The process of change, the emergence of a new Middle East, has turned out to be long and hard.
A year ago it was possible to hope that the violence that was already happening was temporary.
Libya's civil war is over, but Syria's killing now looks much more like part of the landscape. And the Lebanese are getting very nervous
The bulletin I was watching led with the suicide bombing in Yemen that killed 96 soldiers.
The pictures showed hundreds of uniformed men surging away from the site of the explosion, where scores of unmoving bodies were piled up together.
I know that particular place in Sanaa, the Yemeni capital. It is a wide, straight parade ground that is used as part of a highway most of the time.
The aggressive and ambitious local affiliate of al-Qaeda said they did it. They are the same people who have got worryingly close to blowing up airliners with bombs hidden in underwear.
The attack in Sanaa, well away from al-Qaeda's strongholds in Yemen, is a heavy blow for the new government.

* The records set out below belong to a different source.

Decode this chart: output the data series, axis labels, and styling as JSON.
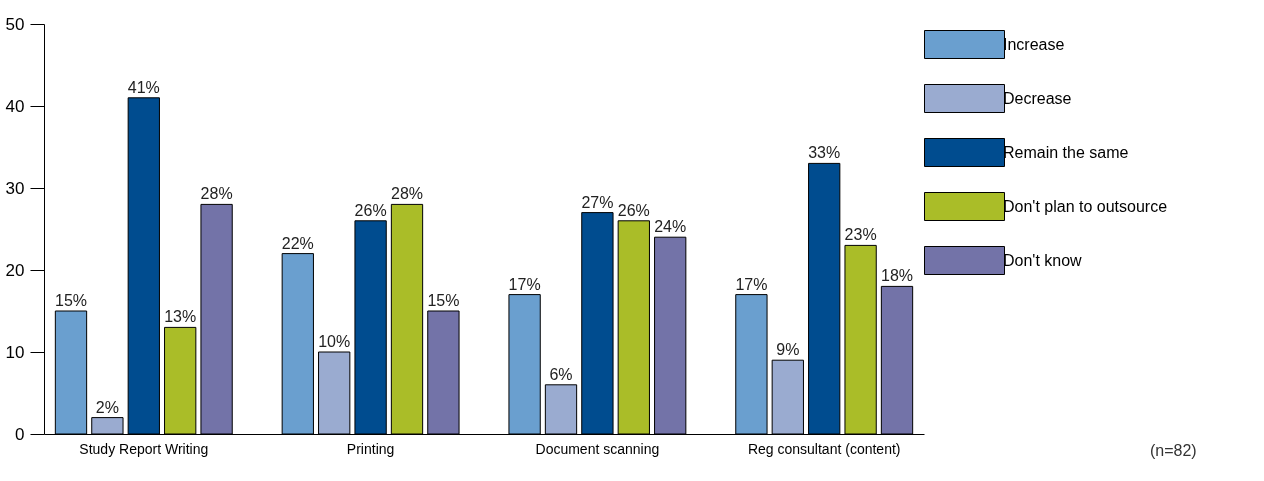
{
  "chart_data": {
    "type": "bar",
    "categories": [
      "Study Report Writing",
      "Printing",
      "Document scanning",
      "Reg consultant (content)"
    ],
    "series": [
      {
        "name": "Increase",
        "color": "#6a9fcf",
        "values": [
          15,
          22,
          17,
          17
        ],
        "value_labels": [
          "15%",
          "22%",
          "17%",
          "17%"
        ]
      },
      {
        "name": "Decrease",
        "color": "#9aabd0",
        "values": [
          2,
          10,
          6,
          9
        ],
        "value_labels": [
          "2%",
          "10%",
          "6%",
          "9%"
        ]
      },
      {
        "name": "Remain the same",
        "color": "#004c8f",
        "values": [
          41,
          26,
          27,
          33
        ],
        "value_labels": [
          "41%",
          "26%",
          "27%",
          "33%"
        ]
      },
      {
        "name": "Don't plan to outsource",
        "color": "#aabd28",
        "values": [
          13,
          28,
          26,
          23
        ],
        "value_labels": [
          "13%",
          "28%",
          "26%",
          "23%"
        ]
      },
      {
        "name": "Don't know",
        "color": "#7373a8",
        "values": [
          28,
          15,
          24,
          18
        ],
        "value_labels": [
          "28%",
          "15%",
          "24%",
          "18%"
        ]
      }
    ],
    "ylim": [
      0,
      50
    ],
    "yticks": [
      0,
      10,
      20,
      30,
      40,
      50
    ],
    "grid": false,
    "legend": "right",
    "annotations": [
      "(n=82)"
    ]
  }
}
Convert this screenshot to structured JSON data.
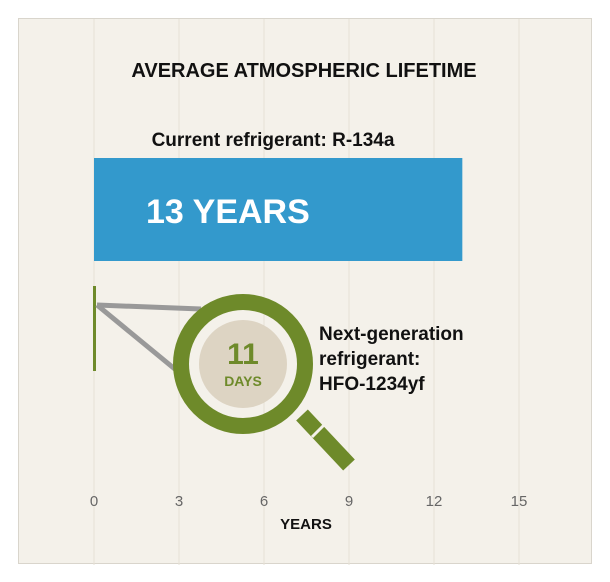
{
  "chart_data": {
    "type": "bar",
    "orientation": "horizontal",
    "title": "AVERAGE ATMOSPHERIC LIFETIME",
    "xlabel": "YEARS",
    "xlim": [
      0,
      15
    ],
    "x_ticks": [
      0,
      3,
      6,
      9,
      12,
      15
    ],
    "grid": "vertical",
    "series": [
      {
        "name": "Current refrigerant: R-134a",
        "value": 13,
        "value_label": "13 YEARS",
        "color": "#3399cc"
      },
      {
        "name_lines": [
          "Next-generation",
          "refrigerant:",
          "HFO-1234yf"
        ],
        "value": 0.03,
        "value_label_number": "11",
        "value_label_unit": "DAYS",
        "color": "#6e8a2a"
      }
    ],
    "colors": {
      "background": "#f4f1ea",
      "grid": "#e6e1d6",
      "magnifier": "#6e8a2a",
      "magnifier_fill": "#ddd4c3",
      "pointer_lines": "#999999"
    }
  }
}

And so the Arabiya news went on. Families weeping over the shrouded bodies of dead children. Graphics framed by barbed wire.
Not everything was unrelentingly terrible. In Baghdad, negotiations between Iran and the world's big powers about its nuclear programme might eventually lead to a deal that takes some of the steam out of what could become a global crisis.
And of course the Egyptians are having their presidential election, not perfect democracy yet but going in the right direction.
It seems to have re-energised Egyptians who were getting very pessimistic about the future.
Their country still has huge problems, but they have had a reminder this week that their country was really changed by the revolution.
For a short time last year it looked as if the drama in the Middle East might be over by the summer. The dominoes seemed to be tumbling, like they did in Europe in 1989.
Irreversible change is happening. But it is clear now that the way ahead is long and hard, and it will be years, not months, before the Arabs and their neighbours get to the end of it.